Let's define $\exp(z)$ in the following form:
$$\exp(z) = \sum \limits_{n=0}^{\infty} \frac{z^n}{n!}, z \in \mathbb{C} \tag{1}$$
We know that the definition above stands (I mean that the series converges).
We are to prove that $z\mapsto \exp(z)$ is a holomorphic function over $\mathbb{C}$.
Firstly I would like to prove that $\exp \in H(\mathbb{C})$.
I know that $f(z)=z$ is a holomorphic function (I've proven it using Cauchy-Riemann's equations).
It is obvious that $\forall_{n \in \mathbb{N}}$ $f_n(z) = \frac{z}{n}$ is holomorphic (is it?).
If the statement above stands it would be good to say that an infinite sum of holomorphic functions is holomorphic. I'm not sure it it's true however.
Secondly let's calculate $\frac{\mbox{d}}{\mbox{dz}}\exp(z)$.

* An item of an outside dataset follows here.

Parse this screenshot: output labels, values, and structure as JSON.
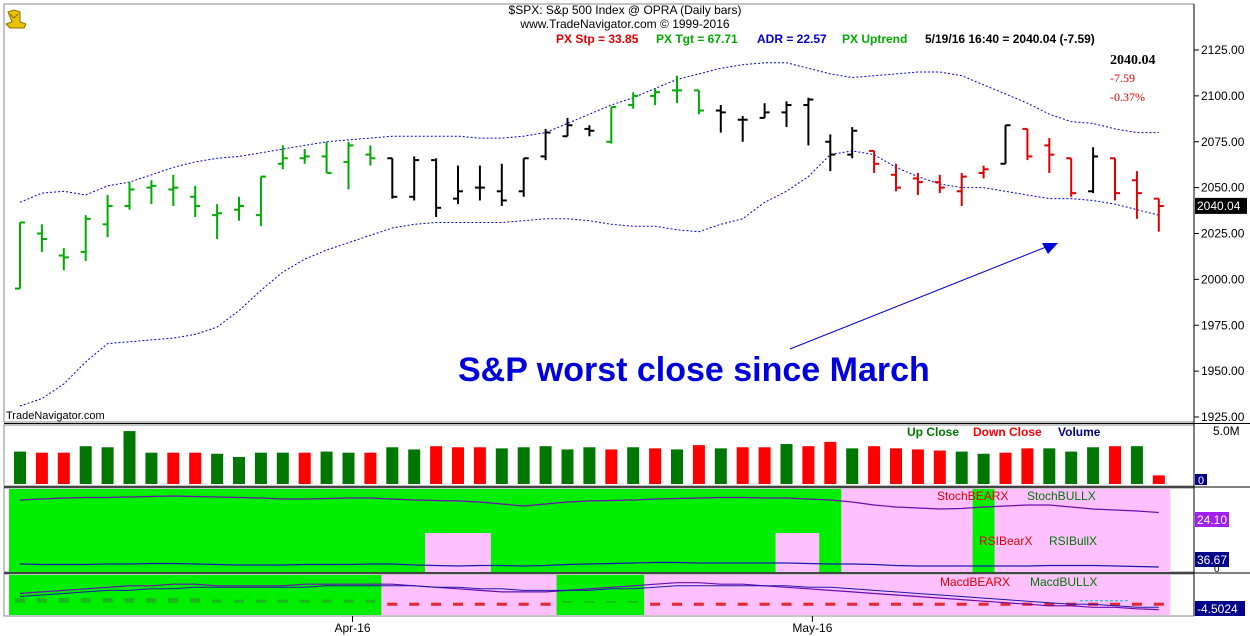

Because we know that $z\mapsto \exp(z)$ is holomorphic (to my mind it basically means that I can calculate this derivative using methods from real analysis, am I correct?) and the series converges we can calculate it in the following form (using $(1)$):
$$\frac{\mbox{d}}{\mbox{dz}}\exp(z) =\frac{\mbox{d}}{\mbox{dz}} \sum \limits_{n=0}^{\infty} \frac{z^n}{n!} = \sum \limits_{n=0}^{\infty} \frac{\mbox{d}}{\mbox{dz}}\frac{z^n}{n!} = \sum \limits_{n=1}^{\infty} n \frac{z^{n-1}}{n!} = \sum \limits_{n=1}^{\infty} \frac{z^{n-1}}{(n-1)!} = \sum \limits_{n=0}^{\infty} \frac{z^{n}}{n!} = \exp(z)$$Is it calculated well?
You must know that every analytic function (i.e. which can be written as the sum of a power series, like $\exp$) is holomorphic.
Moreover, if you recall the theorem saying that it's possible to exchange $\displaystyle \sum_{n=0}^{+\infty}$ and $\dfrac{d}{dz}$ in the case of power series, then your computation is correct.
In any case, be careful to check first the radius of convergence of the power series. Here, using ratio test:
$$\dfrac{\dfrac{z^{n+1}}{(n+1)!}}{\dfrac{z^{n}}{n!}} = \dfrac{z}{n+1}$$
goes to $0$ when $n$ go to $+\infty$, thus it's convergent on $\Bbb C$.